Roman Plaster vs Grey beige
Roman Plaster (Little Greene) and Grey beige (RAL Classic) come from different manufacturers. These are both beige-greiges, so the question isn't which hue to choose — it's where within beige-greige to land. The 14-point LRV gap — 44 for Roman Plaster vs 31 for Grey beige — means Roman Plaster will open up a space more effectively. A ΔE of 13.3 puts these firmly in different territory — two distinct design choices rather than close alternatives. Below you'll find 2 real-room photo comparisons where both colors appear side by side, plus 5 simulated room previews.
Roman Plaster vs Grey beige in Real Spaces
2 real rooms side by side. Seeing Roman Plaster and Grey beige in actual rooms makes the difference concrete; browse the spaces below to get a feel for how each color lives on a wall.
Bathroom
Small bathrooms intensify color. A shade that seems quiet in a larger room can feel immersive when you're surrounded by it on four walls. Roman Plaster returns significantly more light to the room — in a smaller or darker space, that difference in perceived brightness is hard to miss.
Kitchen Cabinets
Cabinet color is always seen in context — against countertops, backsplash, and hardware — which amplifies undertone differences that might disappear on a plain wall. Roman Plaster returns significantly more light to the room — in a smaller or darker space, that difference in perceived brightness is hard to miss.
Color Details
Roman Plaster vs Grey beige Simulated Comparison
5 simulated room previews — drag the slider on each to see Roman Plaster on one side and Grey beige on the other.
Digital color is approximate.
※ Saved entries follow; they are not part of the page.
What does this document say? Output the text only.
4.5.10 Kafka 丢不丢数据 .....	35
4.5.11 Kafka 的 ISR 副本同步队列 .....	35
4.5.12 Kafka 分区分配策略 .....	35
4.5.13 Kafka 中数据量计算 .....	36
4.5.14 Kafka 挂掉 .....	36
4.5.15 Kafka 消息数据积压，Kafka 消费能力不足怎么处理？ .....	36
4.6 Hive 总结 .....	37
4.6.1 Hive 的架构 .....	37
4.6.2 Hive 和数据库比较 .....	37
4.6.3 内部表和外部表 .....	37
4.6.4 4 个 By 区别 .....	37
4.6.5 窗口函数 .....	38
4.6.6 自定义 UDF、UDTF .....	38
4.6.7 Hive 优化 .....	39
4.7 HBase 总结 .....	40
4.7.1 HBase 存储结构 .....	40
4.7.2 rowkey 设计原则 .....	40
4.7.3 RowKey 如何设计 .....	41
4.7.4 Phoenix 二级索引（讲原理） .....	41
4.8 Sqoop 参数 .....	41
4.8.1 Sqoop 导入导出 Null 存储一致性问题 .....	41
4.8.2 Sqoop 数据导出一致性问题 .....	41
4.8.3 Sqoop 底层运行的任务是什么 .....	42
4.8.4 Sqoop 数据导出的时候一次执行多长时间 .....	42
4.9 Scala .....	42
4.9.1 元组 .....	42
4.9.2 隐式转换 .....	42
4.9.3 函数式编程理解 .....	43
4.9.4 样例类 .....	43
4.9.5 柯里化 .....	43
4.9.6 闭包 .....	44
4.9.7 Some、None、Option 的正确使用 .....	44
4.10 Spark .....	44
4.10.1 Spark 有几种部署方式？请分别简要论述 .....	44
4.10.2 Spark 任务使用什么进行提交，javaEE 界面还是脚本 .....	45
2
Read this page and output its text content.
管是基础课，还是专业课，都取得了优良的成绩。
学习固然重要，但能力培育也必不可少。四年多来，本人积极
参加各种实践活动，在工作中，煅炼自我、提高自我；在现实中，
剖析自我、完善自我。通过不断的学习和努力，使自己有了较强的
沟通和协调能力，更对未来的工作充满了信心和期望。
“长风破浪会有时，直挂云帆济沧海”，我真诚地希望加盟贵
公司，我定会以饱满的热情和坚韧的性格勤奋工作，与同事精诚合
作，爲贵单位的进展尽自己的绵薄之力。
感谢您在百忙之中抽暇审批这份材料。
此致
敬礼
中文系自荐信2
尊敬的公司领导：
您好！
These simulations are generated from the manufacturer's hex values and overlaid on grayscale room photos — your screen's calibration, brightness, and viewing angle all affect how they render. Before committing to either color, test physical samples in your own space under the light you actually live with.
More Roman Plaster comparisons
See how Roman Plaster stacks up against other well-photographed colors across different brands and tones.